Publié le 9 octobre 2025 à 12h32. Des chercheurs ont identifié dans le cerveau une zone spécifique impliquée dans la douleur chronique, ouvrant la voie à de nouvelles thérapies potentielles pour soulager des millions de personnes à travers le monde.
- Une équipe de l’Université de Pennsylvanie a découvert un groupe de neurones qui restent actifs longtemps après une blessure.
- L’étude suggère que le cerveau possède des mécanismes intrinsèques pour moduler la douleur, et que ces mécanismes pourraient être ciblés par de futurs traitements.
- L’activité de ces neurones pourrait également servir de biomarqueur objectif pour diagnostiquer et évaluer l’efficacité des traitements contre la douleur chronique.

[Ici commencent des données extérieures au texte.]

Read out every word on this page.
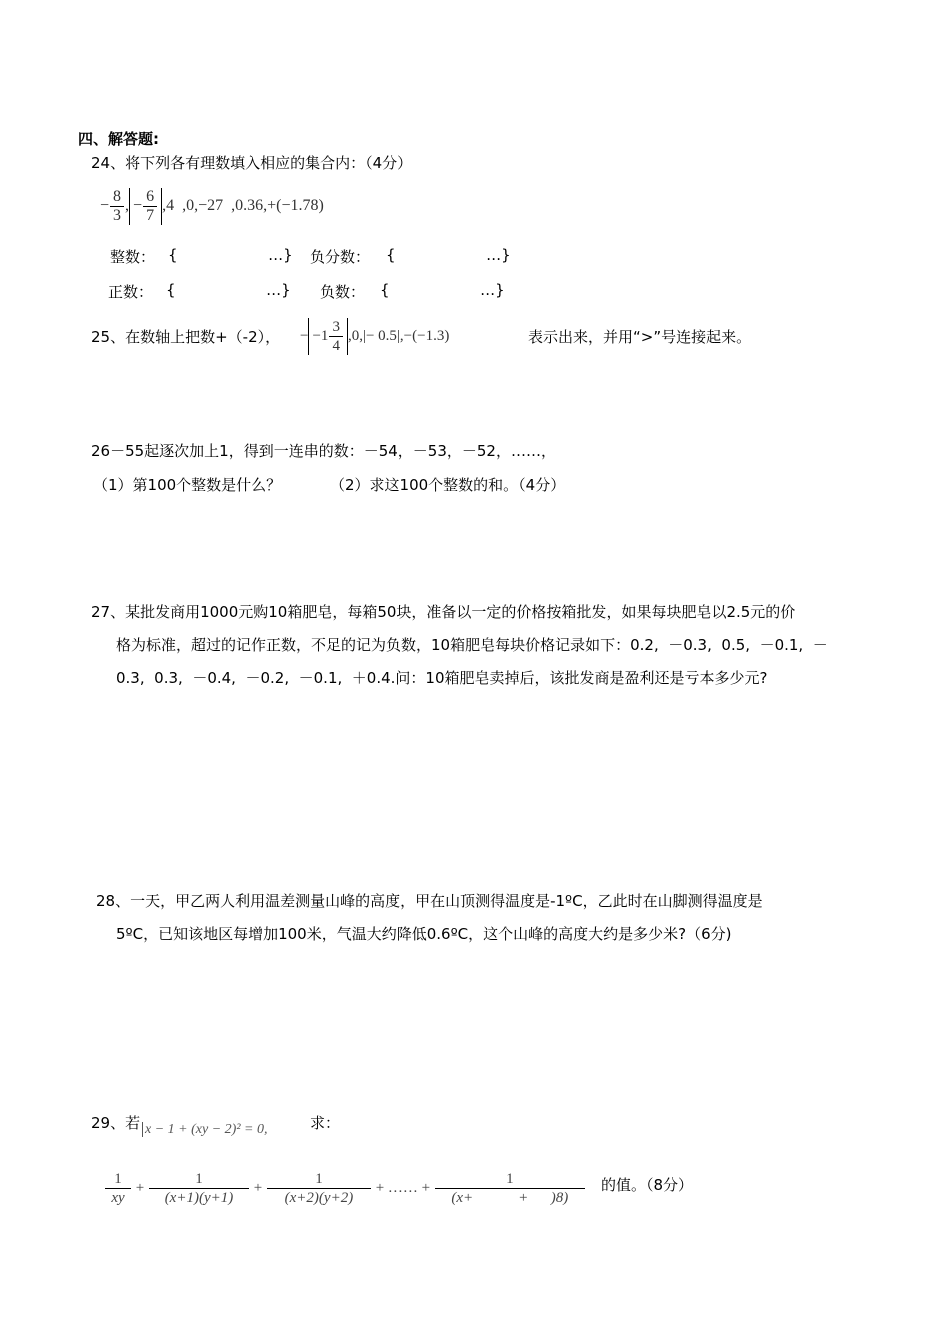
四、解答题:
24、将下列各有理数填入相应的集合内：（4分）
− $\frac{8}{3}$ , − $\frac{6}{7} ,4$  ,0,−27  ,0.36,+(−1.78)
整数： {                   …} 负分数： {                   …}
正数： {                   …} 负数： {                   …}
25、在数轴上把数+（-2）， − $-1 \frac{3}{4} ,0,|- 0.5|,-(-1.3)$	表示出来，并用“>”号连接起来。
26－55起逐次加上1，得到一连串的数：－54，－53，－52，……，
（1）第100个整数是什么？	（2）求这100个整数的和。（4分）
27、某批发商用1000元购10箱肥皂，每箱50块，准备以一定的价格按箱批发，如果每块肥皂以2.5元的价
格为标准，超过的记作正数，不足的记为负数，10箱肥皂每块价格记录如下：0.2,  －0.3,  0.5,  －0.1,  －
0.3,  0.3,  －0.4,  －0.2,  －0.1,  ＋0.4.问：10箱肥皂卖掉后，该批发商是盈利还是亏本多少元?
28、一天，甲乙两人利用温差测量山峰的高度，甲在山顶测得温度是-1ºC，乙此时在山脚测得温度是
5ºC，已知该地区每增加100米，气温大约降低0.6ºC，这个山峰的高度大约是多少米?（6分)
29、若 x − 1 + (xy − 2)² = 0,	求：
$\frac{1}{xy} + \frac{1}{(x+1)(y+1)} + \frac{1}{(x+2)(y+2)}$ + …… + $\frac{1}{(x+ + )8)}$ 的值。（8分）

La douleur chronique, une expérience souvent invisible mais bien réelle, touche près d’une personne sur cinq à l’échelle mondiale. Une nouvelle étude, publiée dans la revue Nature, apporte un espoir significatif dans la compréhension et le traitement de cette affection invalidante. Des chercheurs de l’Université de Pennsylvanie ont identifié une région du cerveau, jusqu’alors peu étudiée dans le contexte de la douleur, qui semble jouer un rôle central dans la persistance de la souffrance.
L’équipe dirigée par Nicolas Betley s’est concentrée sur le noyau parabranchial, une zone cérébrale qui agit comme un centre de communication entre le corps et l’esprit. Leurs travaux, menés sur des souris, ont révélé qu’un sous-ensemble spécifique de neurones dans ce noyau s’active en réponse à un stimulus douloureux initial, comme une coupure ou une lésion nerveuse, et reste activé pendant des jours, voire des semaines. Ces neurones agissent comme des sentinelles de la douleur, même en l’absence de cause externe.
Ces neurones portent des récepteurs neuropeptidiques, et une molécule en particulier, le neuropeptide Y, s’est avérée essentielle dans la modulation de la douleur persistante. Les expériences ont démontré qu’en activant artificiellement ces neurones, les souris développaient des comportements associés à la douleur. Inversement, en les inhibant, la douleur chronique diminuait significativement, sans affecter la réponse à la douleur aiguë – cette douleur protectrice qui nous alerte face aux dangers immédiats.
Une observation particulièrement intéressante a été faite : les souris souffrant de douleur chronique réagissaient différemment lorsque leurs besoins vitaux étaient en conflit avec la douleur. Si elles avaient faim, soif ou étaient exposées à une odeur signalant un danger (comme l’urine de lynx), elles manifestaient des comportements indiquant une réduction de la douleur. Comme si le cerveau, face à une priorité plus élevée, ajustait son seuil de souffrance pour assurer la survie.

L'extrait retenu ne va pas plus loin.